Pragmatismo Inglês: cooperação judicial pós Brexit

O Reino Unido não quer nenhuma mudança fundamental no sistema jurídico sobretudo no que respeita a matérias de natureza comercial e de resolução de litígios.

O sistema jurídico de um país dita, em enorme medida, o seu sucesso económico. O ágil sistema jurídico e judicial britânico sempre foi e continuará certamente a ser uma referência pela positiva nesse domínio. Não é por acaso que atrai pessoas e empresas – muitas vezes não residentes nem de nacionalidade britânica – em busca da certeza, segurança e rapidez que nem sempre encontram nas suas jurisdições naturais.

Consciente dessa realidade e do relevo económico da mesma, o Governo do Reino Unido está apostado em garantir a máxima cooperação judiciária civil com a UE e em evitar qualquer especulação motivada pelo Brexit.

Nesta linha, de acordo com um documento divulgado há dias, o Governo do Reino Unido apontou, muito pragmaticamente, a certeza, a segurança e a confiança como os princípios pelos quais se devem reger as relações jurídicas e futuros litígios entre partes do Reino Unido e da UE.

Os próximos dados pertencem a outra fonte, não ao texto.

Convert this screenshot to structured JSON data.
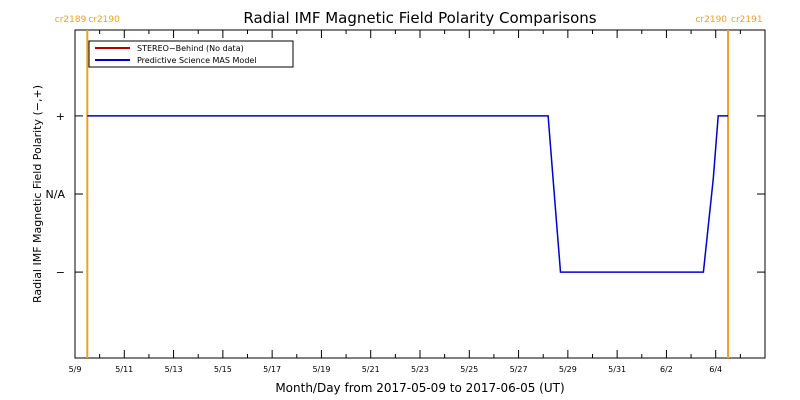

De acordo com a posição divulgada, as empresas e particulares devem ter clareza sobre quais os tribunais que decidirão os casos em que estejam envolvidas, sobre que leis serão aplicadas e, bem assim, sobre o modo, condições e garantias em que as sentenças proferidas podem ser executadas. O mesmo vale para o tema das insolvências transfronteiriças, área em que o Reino Unido tem tido um papel preponderante, atraindo – pela eficiência do seu regime – inúmeros e importantes grupos económicos.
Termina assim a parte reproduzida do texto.